When people wear certain garments because of their religion, most of us agree that they should be allowed to do so. Because religion is a deeply personal experience, people act out their religion differently than others might. And depending on what religion a person follows, they need to follow different rules and modes of dress. For example, some Muslim women wear hijabs as a way of honoring their religion and cultural traditions.
In East London, the headteacher of the St. Stephens’ School for girls has banned the wearing of hijabs for girls who are under the age of eight. The woman responsible for the dramatic rule is Neena Lall, and she has faced a lot of criticism for banning the religious headdress.
Because of her actions, people in the community have referred to her as Hitler. However, Islam does not require a girl to wear a hijab until she reaches puberty. That’s why Lall believed that if a little girl had not yet reached that stage in her development, why should she be required to wear a hijab in class? Lall believed that forcing a pre-pubescent girl to wear the religious headdress created an unnecessary divide among the students and did not serve a religious purpose.
While the hijab is a part of Islam for women who have reached puberty, it is not a requirement for little girls.
Because two-thirds of the students at St. Stephen’s School are Muslim, many parents were outraged at the headteacher’s ban.
Many people complained about Lall’s rule, and the school demanded that she reverse her decision to ban the hijab from the young girls.
Online abusers were partly responsible for the change in rules. Besides calling her Hitler, they also branded her a “pedophile” and a “racist bigot.”
While internet attackers did not hold back any punches, the Muslim Engagement and Development and the area’s Labor councilors had their say about the school ruling as well.

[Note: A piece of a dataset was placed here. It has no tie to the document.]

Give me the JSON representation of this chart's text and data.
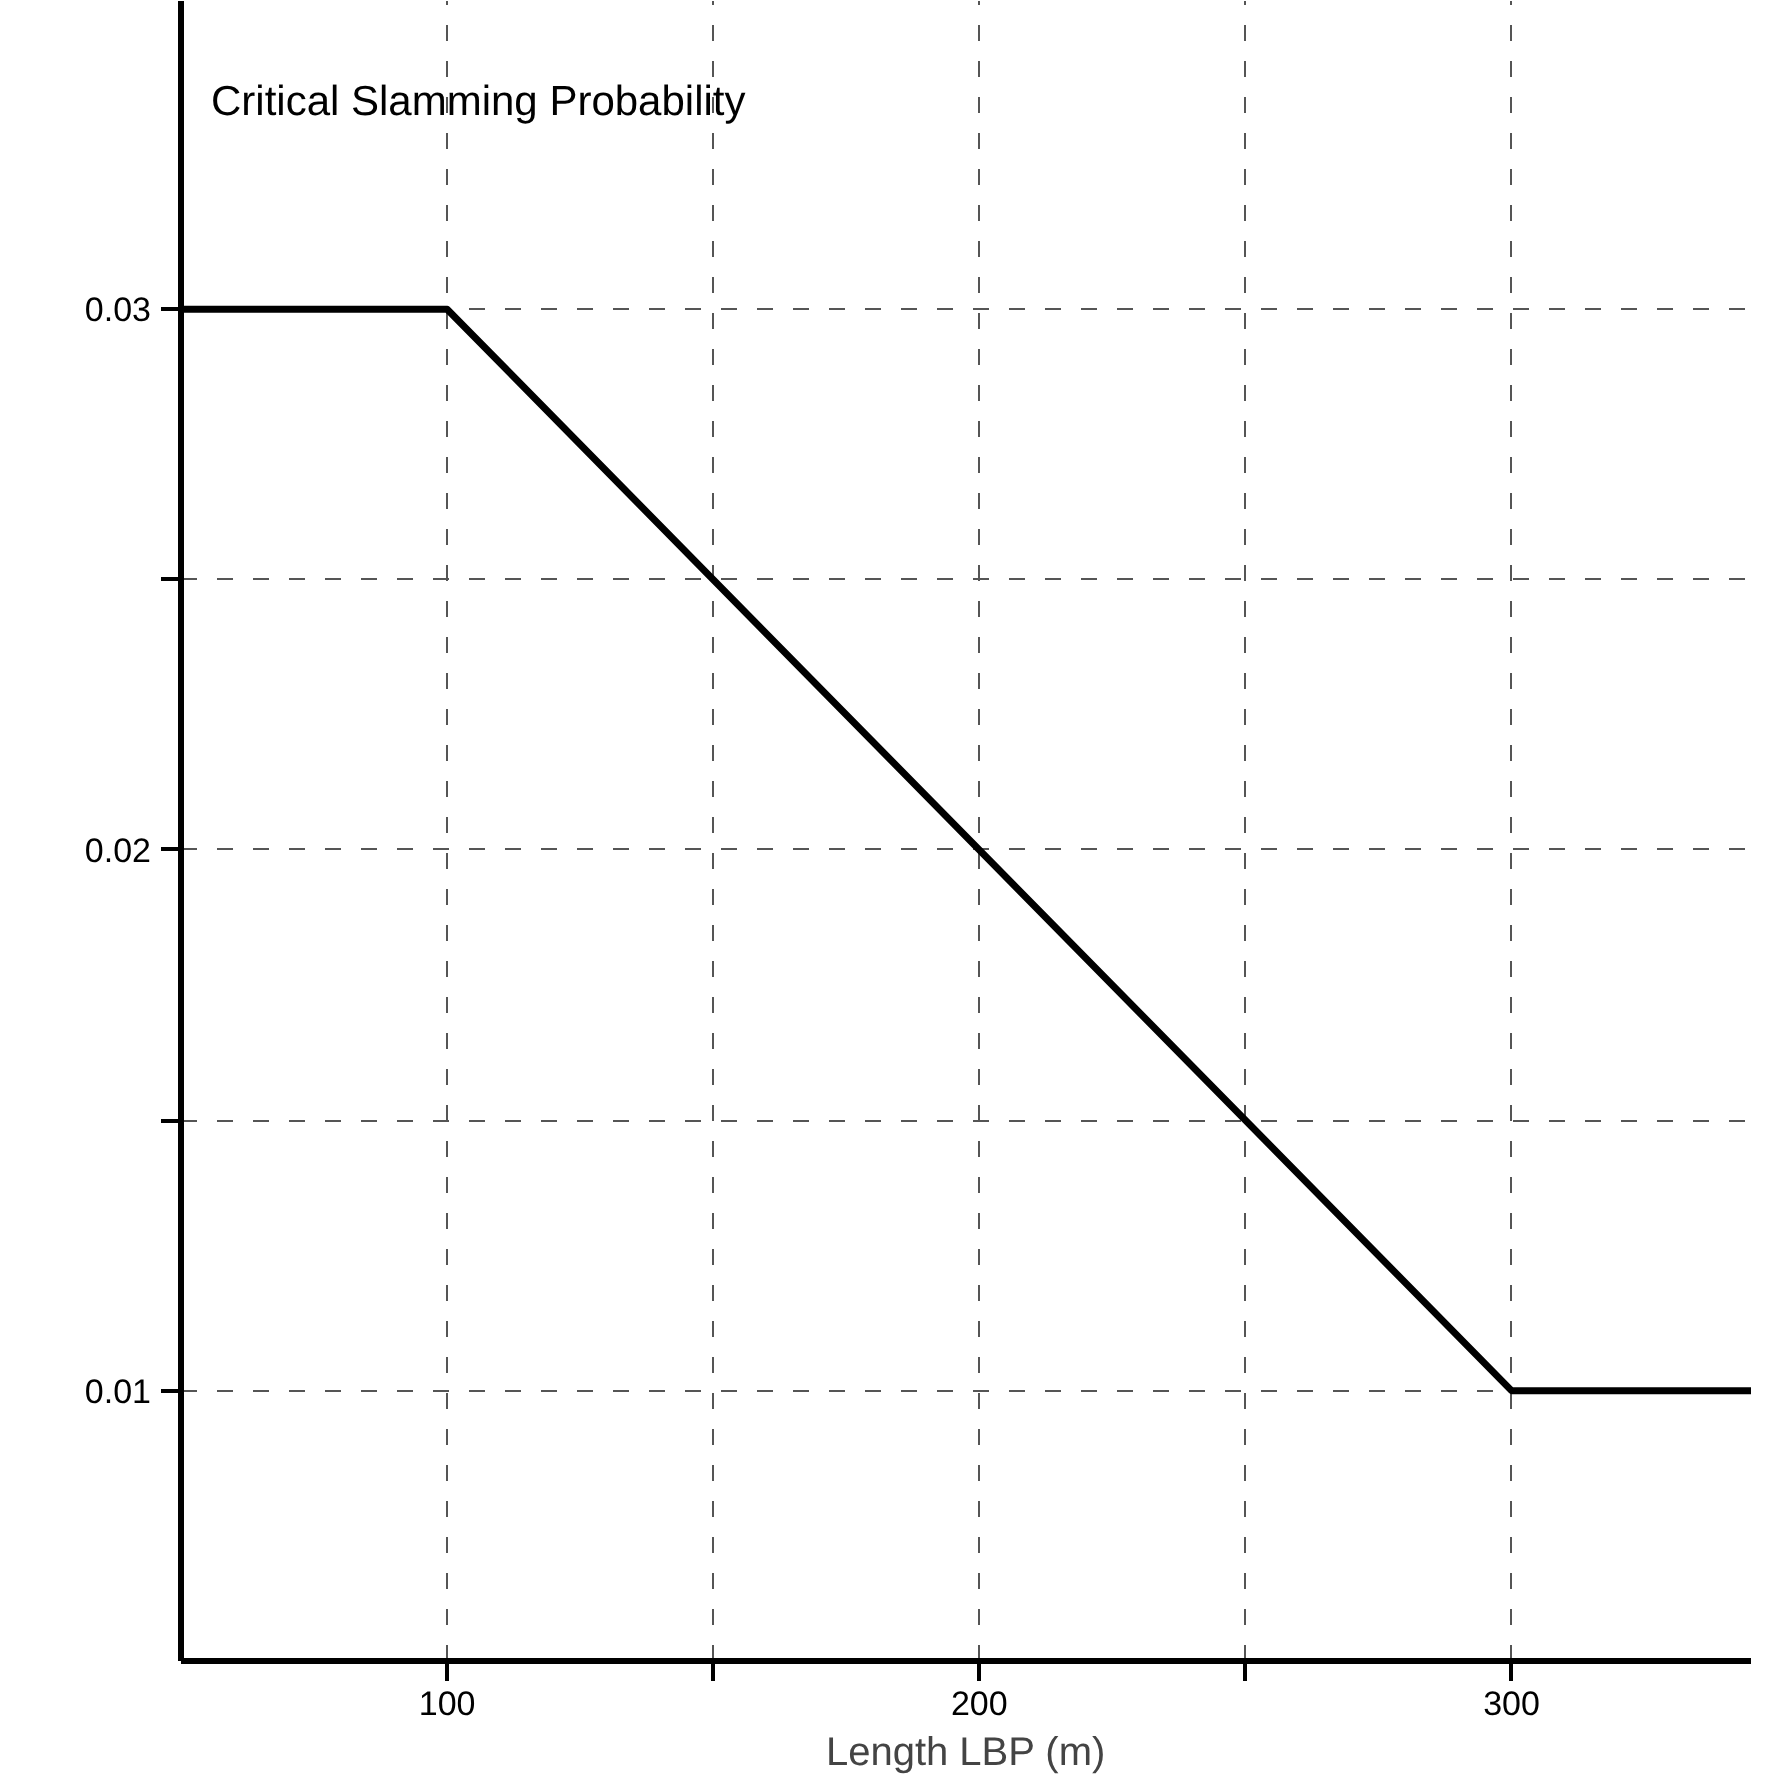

Because people were outraged that Lall was trying to change the dress code at her all-girls school, a petition was started. Before long, it got more than 20,000 signatures all calling for the hijab ban to stop.

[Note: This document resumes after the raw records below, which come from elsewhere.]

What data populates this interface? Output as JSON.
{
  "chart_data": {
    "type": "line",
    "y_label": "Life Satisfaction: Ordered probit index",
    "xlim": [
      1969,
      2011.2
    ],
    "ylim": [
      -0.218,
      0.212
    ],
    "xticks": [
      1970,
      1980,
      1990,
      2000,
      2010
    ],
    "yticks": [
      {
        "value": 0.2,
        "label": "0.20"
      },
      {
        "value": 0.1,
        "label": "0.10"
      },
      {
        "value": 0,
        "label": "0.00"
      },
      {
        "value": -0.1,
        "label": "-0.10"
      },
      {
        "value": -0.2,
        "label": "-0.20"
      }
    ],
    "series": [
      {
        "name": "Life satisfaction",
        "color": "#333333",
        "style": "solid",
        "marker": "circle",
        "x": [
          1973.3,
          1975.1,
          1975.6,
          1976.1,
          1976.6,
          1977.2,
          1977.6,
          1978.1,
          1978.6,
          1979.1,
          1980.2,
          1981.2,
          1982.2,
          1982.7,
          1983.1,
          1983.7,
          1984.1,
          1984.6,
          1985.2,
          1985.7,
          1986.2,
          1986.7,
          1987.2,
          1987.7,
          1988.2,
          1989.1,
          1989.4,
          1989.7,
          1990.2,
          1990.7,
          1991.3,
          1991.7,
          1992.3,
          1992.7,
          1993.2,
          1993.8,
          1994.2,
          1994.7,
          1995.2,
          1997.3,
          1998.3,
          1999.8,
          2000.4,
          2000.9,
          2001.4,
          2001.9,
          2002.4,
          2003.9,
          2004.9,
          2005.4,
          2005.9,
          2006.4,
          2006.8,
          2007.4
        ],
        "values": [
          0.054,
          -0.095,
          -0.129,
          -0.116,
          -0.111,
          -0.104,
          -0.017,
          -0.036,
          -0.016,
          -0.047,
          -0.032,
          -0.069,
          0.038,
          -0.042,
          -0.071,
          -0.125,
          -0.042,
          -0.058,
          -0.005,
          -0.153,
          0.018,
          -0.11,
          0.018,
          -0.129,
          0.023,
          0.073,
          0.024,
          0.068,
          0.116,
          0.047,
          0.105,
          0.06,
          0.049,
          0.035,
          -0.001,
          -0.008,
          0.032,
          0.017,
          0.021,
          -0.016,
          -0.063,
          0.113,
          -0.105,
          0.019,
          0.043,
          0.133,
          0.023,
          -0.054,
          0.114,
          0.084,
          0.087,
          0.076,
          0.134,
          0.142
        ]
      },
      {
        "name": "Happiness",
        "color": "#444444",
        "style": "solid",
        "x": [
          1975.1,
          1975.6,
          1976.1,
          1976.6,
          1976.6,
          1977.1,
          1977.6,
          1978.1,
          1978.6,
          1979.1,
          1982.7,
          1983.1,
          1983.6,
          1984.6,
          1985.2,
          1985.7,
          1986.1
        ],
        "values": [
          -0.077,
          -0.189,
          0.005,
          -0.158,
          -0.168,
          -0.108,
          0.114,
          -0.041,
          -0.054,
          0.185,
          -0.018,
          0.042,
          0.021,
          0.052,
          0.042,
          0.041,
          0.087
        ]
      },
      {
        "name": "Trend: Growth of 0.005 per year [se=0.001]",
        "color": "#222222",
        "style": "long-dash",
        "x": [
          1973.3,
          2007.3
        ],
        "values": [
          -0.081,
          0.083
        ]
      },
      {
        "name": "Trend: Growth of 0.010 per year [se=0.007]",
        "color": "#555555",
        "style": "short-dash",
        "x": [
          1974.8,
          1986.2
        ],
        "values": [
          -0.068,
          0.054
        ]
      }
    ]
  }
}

Parents who supported the wearing of hijab came up with a slogan and picketed the school. They held signs and printed T-shirts that said, “Hands off our hijab.”
Lall holds the views that fundamentalist Muslims do not support academic excellence at St. Stephen’s because they put cultural and religious practices first.

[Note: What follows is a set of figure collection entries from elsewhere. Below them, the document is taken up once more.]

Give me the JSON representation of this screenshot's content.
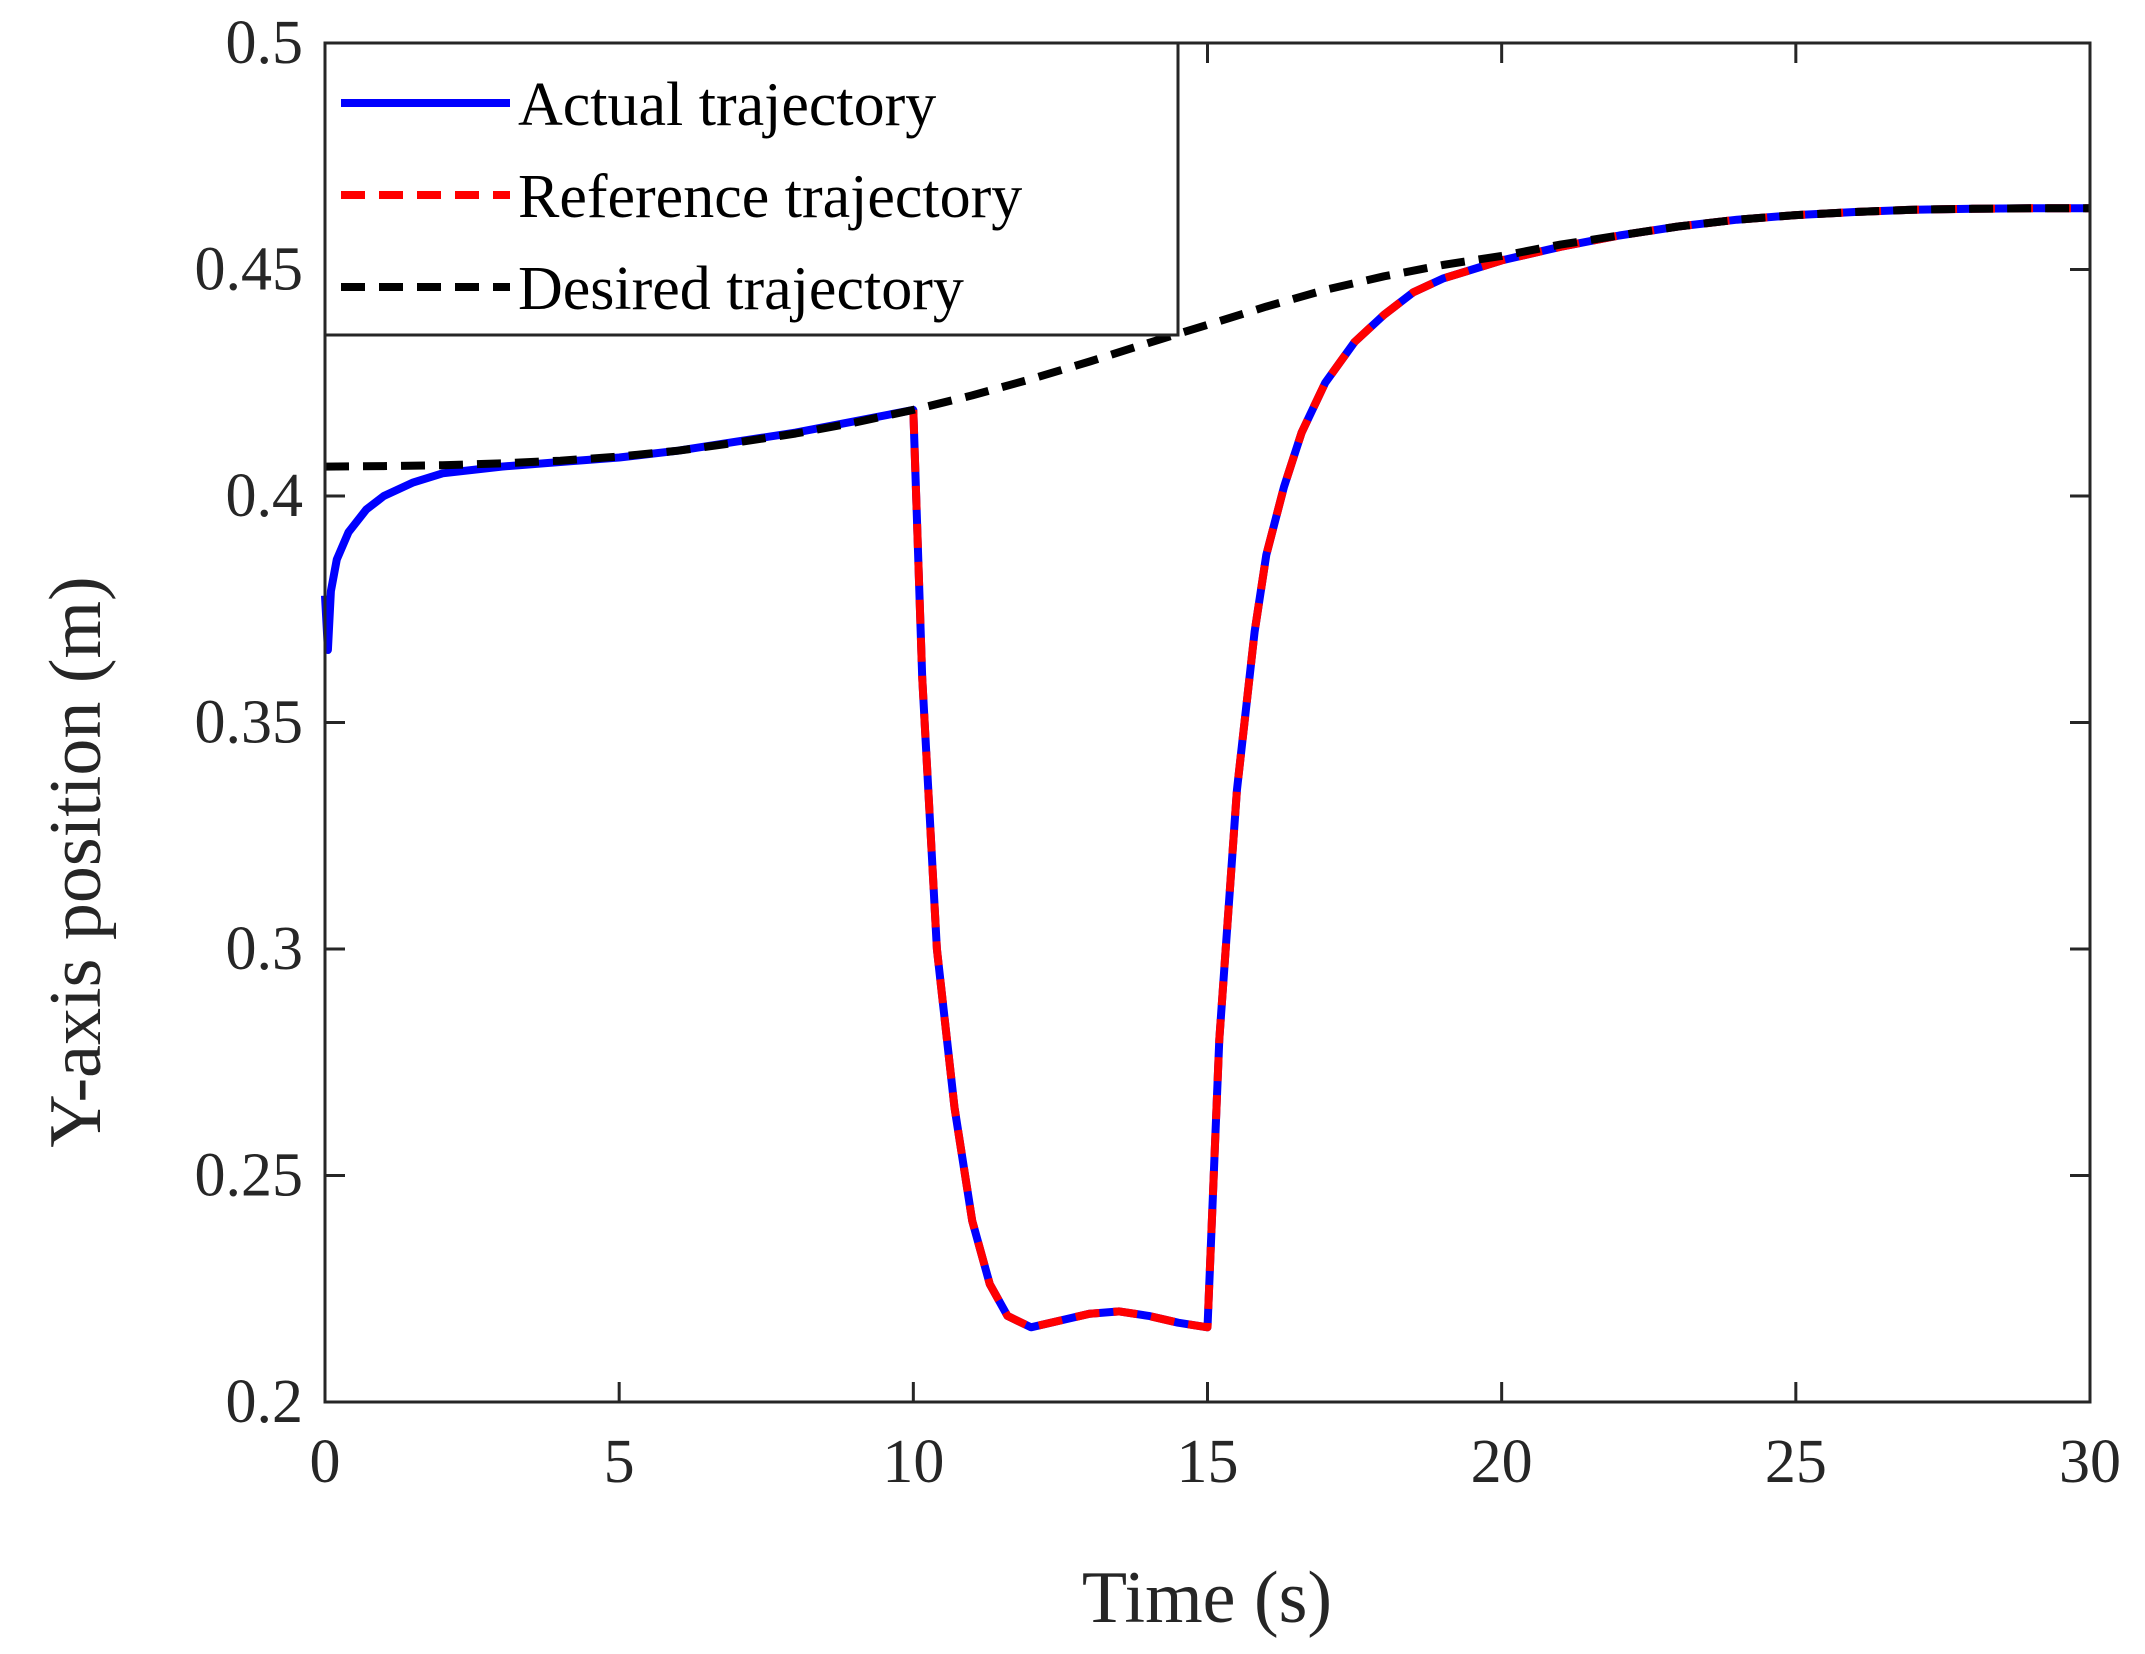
{
  "chart_data": {
    "type": "line",
    "title": "",
    "xlabel": "Time (s)",
    "ylabel": "Y-axis position (m)",
    "xlim": [
      0,
      30
    ],
    "ylim": [
      0.2,
      0.5
    ],
    "xticks": [
      0,
      5,
      10,
      15,
      20,
      25,
      30
    ],
    "xtick_labels": [
      "0",
      "5",
      "10",
      "15",
      "20",
      "25",
      "30"
    ],
    "yticks": [
      0.2,
      0.25,
      0.3,
      0.35,
      0.4,
      0.45,
      0.5
    ],
    "ytick_labels": [
      "0.2",
      "0.25",
      "0.3",
      "0.35",
      "0.4",
      "0.45",
      "0.5"
    ],
    "grid": false,
    "legend_position": "top-left",
    "series": [
      {
        "name": "Actual trajectory",
        "color": "#0000ff",
        "style": "solid",
        "x": [
          0,
          0.05,
          0.1,
          0.2,
          0.4,
          0.7,
          1.0,
          1.5,
          2.0,
          3.0,
          4.0,
          5.0,
          6.0,
          7.0,
          8.0,
          9.0,
          10.0,
          10.15,
          10.4,
          10.7,
          11.0,
          11.3,
          11.6,
          12.0,
          12.5,
          13.0,
          13.5,
          14.0,
          14.5,
          15.0,
          15.2,
          15.5,
          15.8,
          16.0,
          16.3,
          16.6,
          17.0,
          17.5,
          18.0,
          18.5,
          19.0,
          19.5,
          20.0,
          21.0,
          22.0,
          23.0,
          24.0,
          25.0,
          26.0,
          27.0,
          28.0,
          29.0,
          30.0
        ],
        "y": [
          0.378,
          0.366,
          0.379,
          0.386,
          0.392,
          0.397,
          0.4,
          0.403,
          0.405,
          0.4065,
          0.4075,
          0.4085,
          0.41,
          0.412,
          0.414,
          0.4165,
          0.419,
          0.36,
          0.3,
          0.265,
          0.24,
          0.226,
          0.219,
          0.2165,
          0.218,
          0.2195,
          0.22,
          0.219,
          0.2175,
          0.2165,
          0.28,
          0.335,
          0.37,
          0.387,
          0.402,
          0.414,
          0.425,
          0.434,
          0.44,
          0.445,
          0.448,
          0.45,
          0.452,
          0.455,
          0.4575,
          0.4595,
          0.461,
          0.462,
          0.4627,
          0.4632,
          0.4634,
          0.4635,
          0.4635
        ]
      },
      {
        "name": "Reference trajectory",
        "color": "#ff0000",
        "style": "dashed",
        "x": [
          10.0,
          10.15,
          10.4,
          10.7,
          11.0,
          11.3,
          11.6,
          12.0,
          12.5,
          13.0,
          13.5,
          14.0,
          14.5,
          15.0,
          15.2,
          15.5,
          15.8,
          16.0,
          16.3,
          16.6,
          17.0,
          17.5,
          18.0,
          18.5,
          19.0,
          19.5,
          20.0,
          21.0,
          22.0,
          23.0,
          24.0,
          25.0,
          26.0,
          27.0,
          28.0,
          29.0,
          30.0
        ],
        "y": [
          0.419,
          0.36,
          0.3,
          0.265,
          0.24,
          0.226,
          0.219,
          0.2165,
          0.218,
          0.2195,
          0.22,
          0.219,
          0.2175,
          0.2165,
          0.28,
          0.335,
          0.37,
          0.387,
          0.402,
          0.414,
          0.425,
          0.434,
          0.44,
          0.445,
          0.448,
          0.45,
          0.452,
          0.455,
          0.4575,
          0.4595,
          0.461,
          0.462,
          0.4627,
          0.4632,
          0.4634,
          0.4635,
          0.4635
        ]
      },
      {
        "name": "Desired trajectory",
        "color": "#000000",
        "style": "dashed",
        "x": [
          0,
          1,
          2,
          3,
          4,
          5,
          6,
          7,
          8,
          9,
          10,
          11,
          12,
          13,
          14,
          15,
          16,
          17,
          18,
          19,
          20,
          21,
          22,
          23,
          24,
          25,
          26,
          27,
          28,
          29,
          30
        ],
        "y": [
          0.4065,
          0.4066,
          0.4068,
          0.4072,
          0.4078,
          0.4087,
          0.41,
          0.4118,
          0.4138,
          0.4162,
          0.419,
          0.4222,
          0.4258,
          0.4297,
          0.4338,
          0.4378,
          0.4418,
          0.4455,
          0.4485,
          0.451,
          0.453,
          0.4555,
          0.4575,
          0.4595,
          0.461,
          0.462,
          0.4627,
          0.4632,
          0.4634,
          0.4635,
          0.4635
        ]
      }
    ]
  }
}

While the ruling was a controversial change to the school’s dress code, the lead inspector of schools Ms. Speilman, supported Lall’s change to the dress code.
She said, “It is undoubtedly true . . . that there are segments of particular faiths, who are determined to use our schools to promote beliefs and practices that are anathema to British values. Schools must not allow pressure from certain elements of school communities to dictate policy.”
Lall came from a family of Sikhs and grew up in the United Kingdom.
What do you think about her banning hijabs in the classroom for young girls?